Wednesday, July 25, 2007

My blue moon

Uplifted in fatherhood, I was driving back from the baby store late this evening, contented that I had managed to buy a box of hard-to-find diapers. It wasn't the worst hour of traffic, but for some reason, it seemed pretty disorganized. I relived the horrors of "slam-on-brakes-and-hold-your-breath" several times.

Amidst all this, something caught the corner of my eye - a half moon in brilliant cobalt blue, pristine and more dazzlingly beautiful than anything I had ever seen "up above the world so high". To a casual sky-watcher like me, this was amazing; for a split second, I thought I was witness to an astronomical marvel. I was captivated by the charm, as if by a spell; all my worries - petty and prominent alike, magically silenced for a few moments.

This trip of mine to Wonderland was not meant to be - at the next traffic light, I realized that I had been watching the moon through my windshield tint. Ah!!. if only this intrusive uncovering could have waited a few more minutes !!!

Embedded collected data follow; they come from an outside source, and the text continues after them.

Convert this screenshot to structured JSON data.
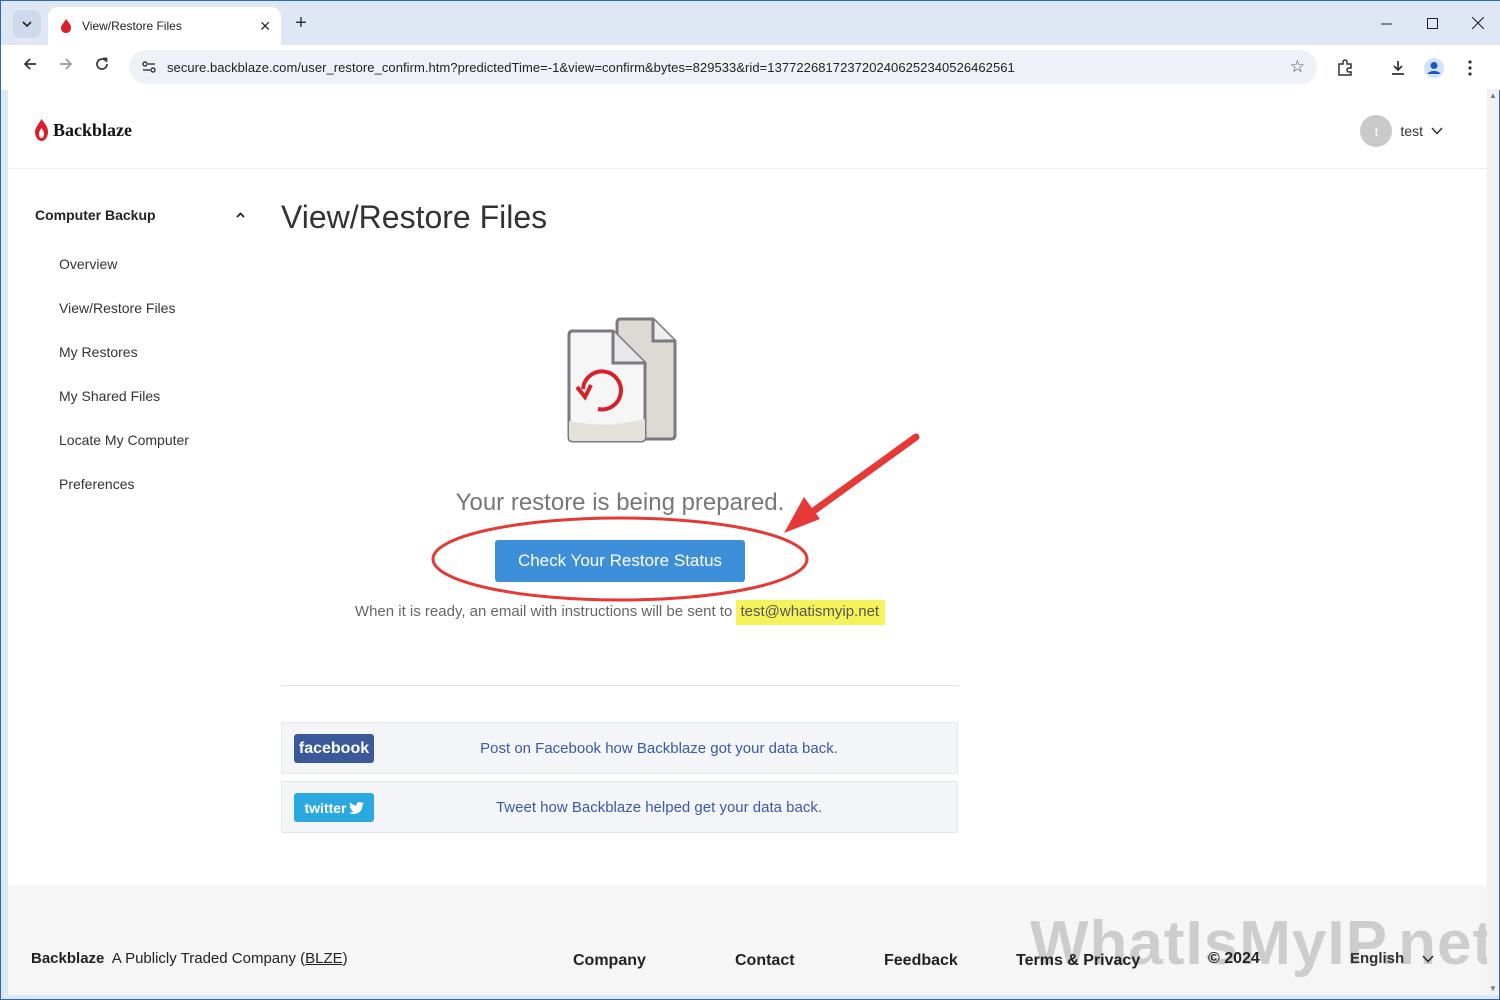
{
  "browser": {
    "tab_title": "View/Restore Files",
    "url": "secure.backblaze.com/user_restore_confirm.htm?predictedTime=-1&view=confirm&bytes=829533&rid=1377226817237202406252340526462561"
  },
  "header": {
    "logo_text": "Backblaze",
    "avatar_initial": "t",
    "user_name": "test"
  },
  "sidebar": {
    "section": "Computer Backup",
    "items": [
      {
        "label": "Overview"
      },
      {
        "label": "View/Restore Files"
      },
      {
        "label": "My Restores"
      },
      {
        "label": "My Shared Files"
      },
      {
        "label": "Locate My Computer"
      },
      {
        "label": "Preferences"
      }
    ]
  },
  "main": {
    "title": "View/Restore Files",
    "prep_text": "Your restore is being prepared.",
    "status_button": "Check Your Restore Status",
    "email_text": "When it is ready, an email with instructions will be sent to",
    "email": "test@whatismyip.net",
    "share": [
      {
        "badge": "facebook",
        "text": "Post on Facebook how Backblaze got your data back.",
        "color": "#3b5998"
      },
      {
        "badge": "twitter",
        "text": "Tweet how Backblaze helped get your data back.",
        "color": "#1da1f2"
      }
    ]
  },
  "footer": {
    "brand": "Backblaze",
    "tagline_prefix": "A Publicly Traded Company (",
    "ticker": "BLZE",
    "tagline_suffix": ")",
    "links": [
      "Company",
      "Contact",
      "Feedback",
      "Terms & Privacy",
      "© 2024"
    ],
    "language": "English",
    "watermark": "WhatIsMyIP.net"
  },
  "colors": {
    "accent": "#3d8fd9",
    "brand_red": "#d8202a",
    "annotation": "#e53935",
    "highlight": "#f6f35a"
  }
}
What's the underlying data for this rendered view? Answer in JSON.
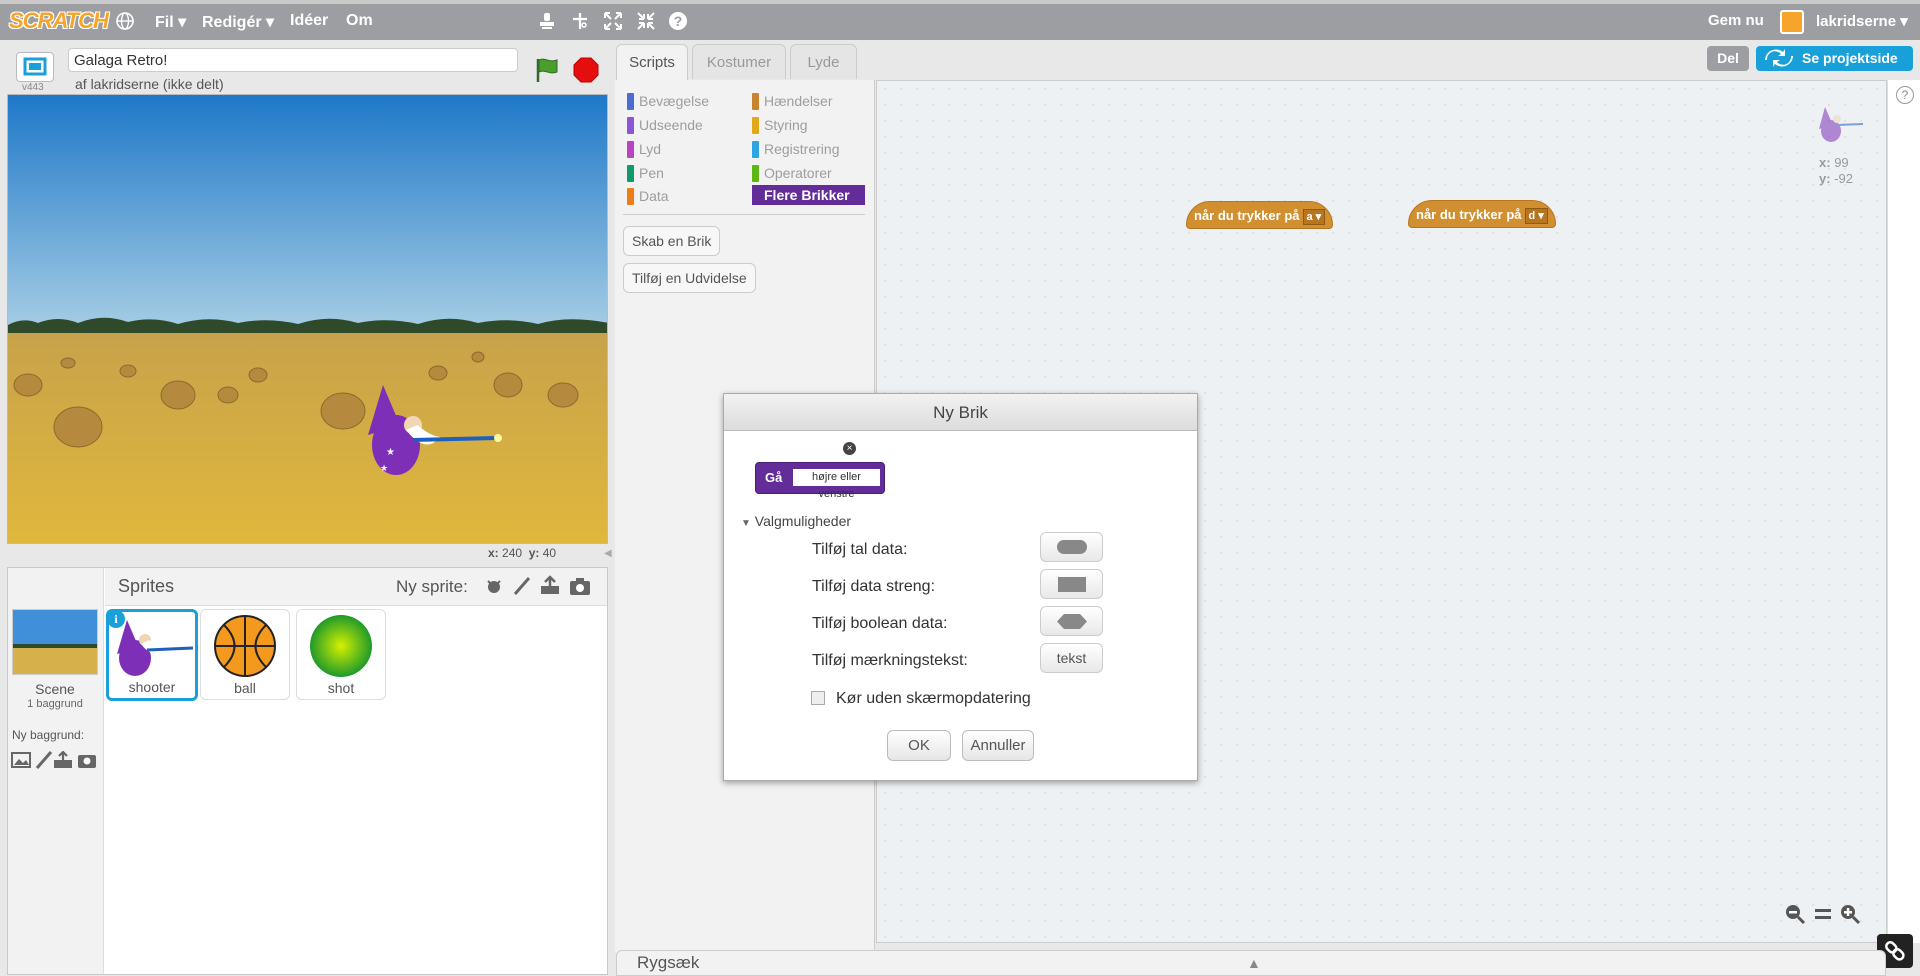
{
  "topbar": {
    "logo": "SCRATCH",
    "menus": [
      "Fil ▾",
      "Redigér ▾",
      "Idéer",
      "Om"
    ],
    "save_now": "Gem nu",
    "username": "lakridserne ▾"
  },
  "project": {
    "title": "Galaga Retro!",
    "author": "af lakridserne (ikke delt)",
    "version": "v443",
    "share_button": "Del",
    "see_project_page": "Se projektside"
  },
  "stage": {
    "coords": {
      "x_label": "x:",
      "x": "240",
      "y_label": "y:",
      "y": "40"
    }
  },
  "sprites_panel": {
    "header": "Sprites",
    "new_sprite": "Ny sprite:",
    "scene_label": "Scene",
    "backdrop_count": "1 baggrund",
    "new_backdrop": "Ny baggrund:",
    "sprites": [
      {
        "name": "shooter",
        "selected": true
      },
      {
        "name": "ball",
        "selected": false
      },
      {
        "name": "shot",
        "selected": false
      }
    ]
  },
  "tabs": [
    "Scripts",
    "Kostumer",
    "Lyde"
  ],
  "palette": {
    "categories_left": [
      {
        "label": "Bevægelse",
        "color": "#4a6cd4"
      },
      {
        "label": "Udseende",
        "color": "#8a55d7"
      },
      {
        "label": "Lyd",
        "color": "#bb42c3"
      },
      {
        "label": "Pen",
        "color": "#0e9a6c"
      },
      {
        "label": "Data",
        "color": "#ee7d16"
      }
    ],
    "categories_right": [
      {
        "label": "Hændelser",
        "color": "#c88330"
      },
      {
        "label": "Styring",
        "color": "#e1a91a"
      },
      {
        "label": "Registrering",
        "color": "#2ca5e2"
      },
      {
        "label": "Operatorer",
        "color": "#5cb712"
      },
      {
        "label": "Flere Brikker",
        "color": "#632d99"
      }
    ],
    "make_block": "Skab en Brik",
    "add_extension": "Tilføj en Udvidelse"
  },
  "scripts_area": {
    "sprite_x_label": "x:",
    "sprite_x": "99",
    "sprite_y_label": "y:",
    "sprite_y": "-92",
    "hat_blocks": [
      {
        "text": "når du trykker på",
        "key": "a"
      },
      {
        "text": "når du trykker på",
        "key": "d"
      }
    ]
  },
  "backpack": "Rygsæk",
  "dialog": {
    "title": "Ny Brik",
    "block_label": "Gå",
    "block_input": "højre eller venstre",
    "options_toggle": "Valgmuligheder",
    "add_number": "Tilføj tal data:",
    "add_string": "Tilføj data streng:",
    "add_boolean": "Tilføj boolean data:",
    "add_label": "Tilføj mærkningstekst:",
    "label_button": "tekst",
    "run_without_refresh": "Kør uden skærmopdatering",
    "ok": "OK",
    "cancel": "Annuller"
  },
  "colors": {
    "topbar": "#9c9ea2",
    "accent_blue": "#1aa0d8",
    "more_blocks": "#632d99",
    "events": "#d18f30"
  }
}
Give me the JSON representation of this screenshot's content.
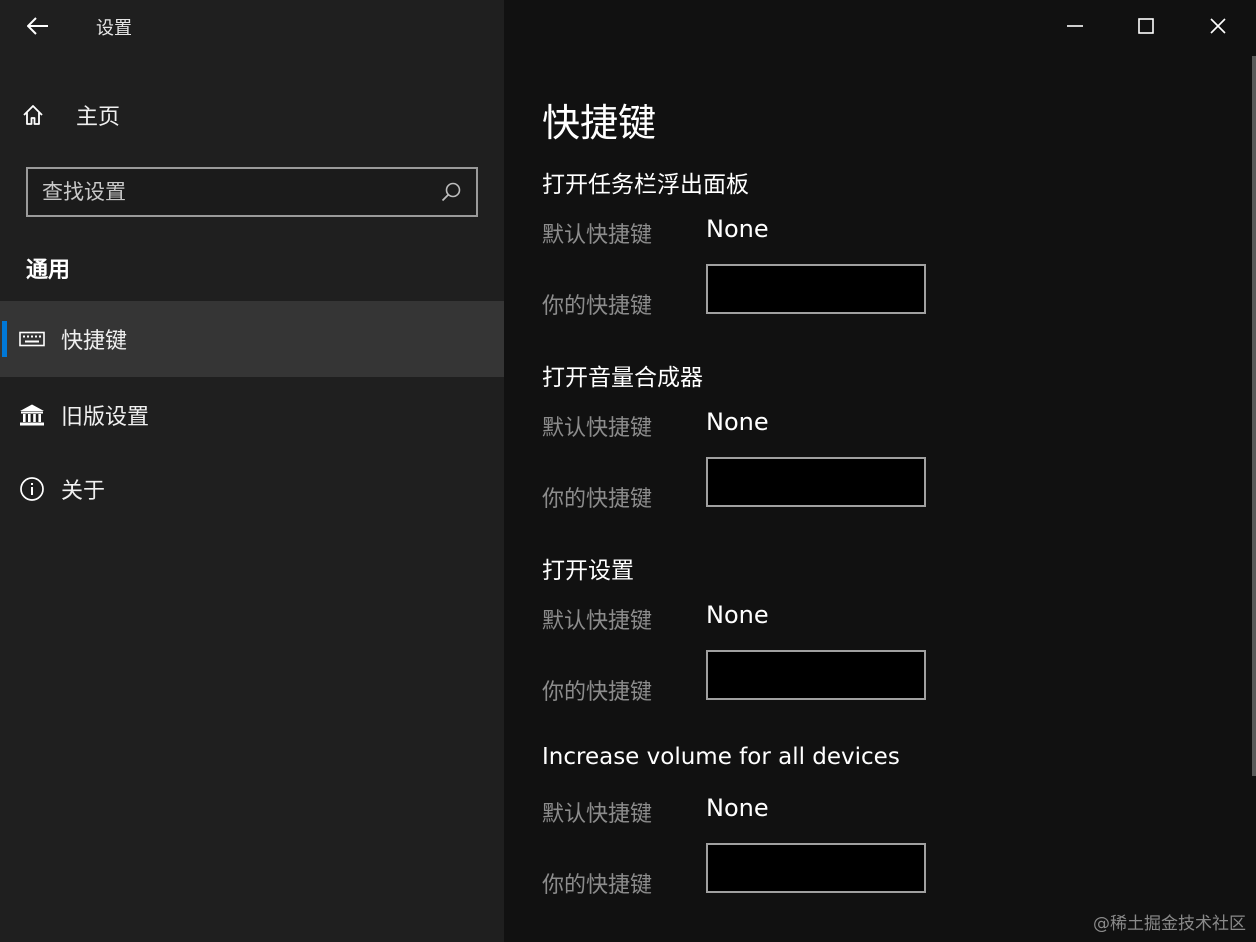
{
  "window": {
    "app_title": "设置",
    "accent_color": "#0078d7"
  },
  "sidebar": {
    "home_label": "主页",
    "search_placeholder": "查找设置",
    "section_header": "通用",
    "items": [
      {
        "label": "快捷键",
        "icon": "keyboard-icon",
        "selected": true
      },
      {
        "label": "旧版设置",
        "icon": "bank-icon",
        "selected": false
      },
      {
        "label": "关于",
        "icon": "info-icon",
        "selected": false
      }
    ]
  },
  "main": {
    "page_title": "快捷键",
    "default_label": "默认快捷键",
    "yours_label": "你的快捷键",
    "groups": [
      {
        "title": "打开任务栏浮出面板",
        "default_value": "None",
        "your_value": ""
      },
      {
        "title": "打开音量合成器",
        "default_value": "None",
        "your_value": ""
      },
      {
        "title": "打开设置",
        "default_value": "None",
        "your_value": ""
      },
      {
        "title": "Increase volume for all devices",
        "default_value": "None",
        "your_value": ""
      }
    ]
  },
  "watermark": "@稀土掘金技术社区"
}
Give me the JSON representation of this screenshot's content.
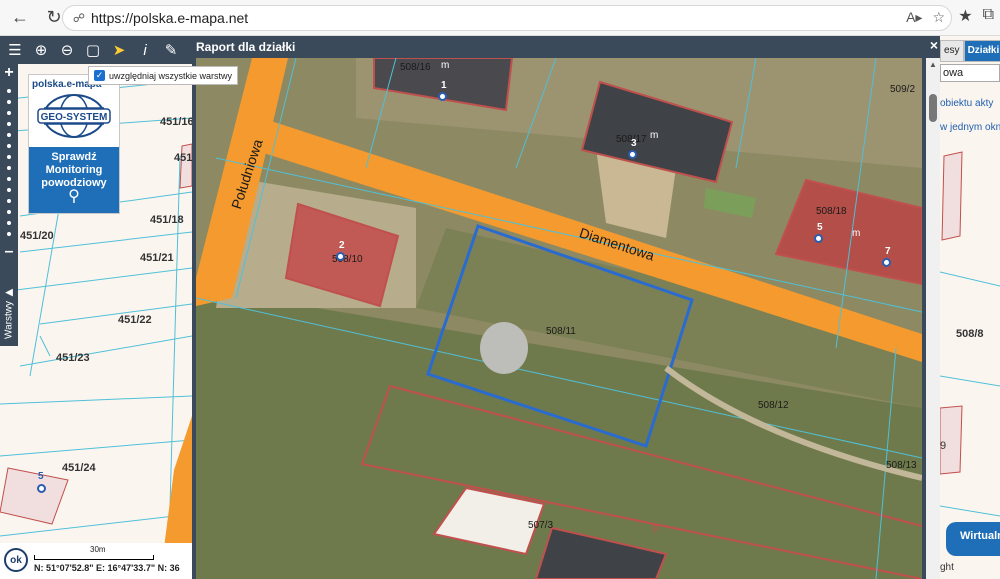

I am not disappointed... the marvel just turned from being "the" blue moon into "my" blue moon. Until a day comes by when I can pinch myself twice, look out the window, ask a friend and still believe I am watching a celestial wonder of comparable beauty and charm, "my blue moon" will remain an object of my overwhelming admiration.

Thursday, July 19, 2007

Too much work

I dragged myself through one of those afternoons today - when I had a shitload of stuff to do, but just felt like goofing off. I wanted to kill a few minutes - hoping this too shall pass. I grazed the internet and found that some countries like France, Germany and Netherlands support 35-hour work weeks. And they actually seem to see some rationale behind this -

(Source: Wikipedia)

  1. To reduce unemployment and yield a better repartition of work, in a context where some people work long hours while some others are unemployed. A 10.2% decrease in the hours extracted from each worker would, theoretically, require firms to hire correspondingly more workers, a remedy for unemployment.

  2. To take advantage of improvements in productivity of modern society in order to give workers some more personal time in order to enhance their quality of life

Now I feel motivated.... to goof off.

Monday, January 22, 2007

Why Blog?

Despite the many reasons to blog or excuses to not blog that I could think of during the past few days, here I am - writing my first few words. I have always enjoyed Writing and English - blogging seems to be my suitable take at both. The freedom to write about all that my mind dwells upon and the almost anonymous audience I write to, already encourage me.

I look forward to organizing my thoughts and reflections, and expressing them to those chosen inhabitants of planet earth who may be interested in what I write.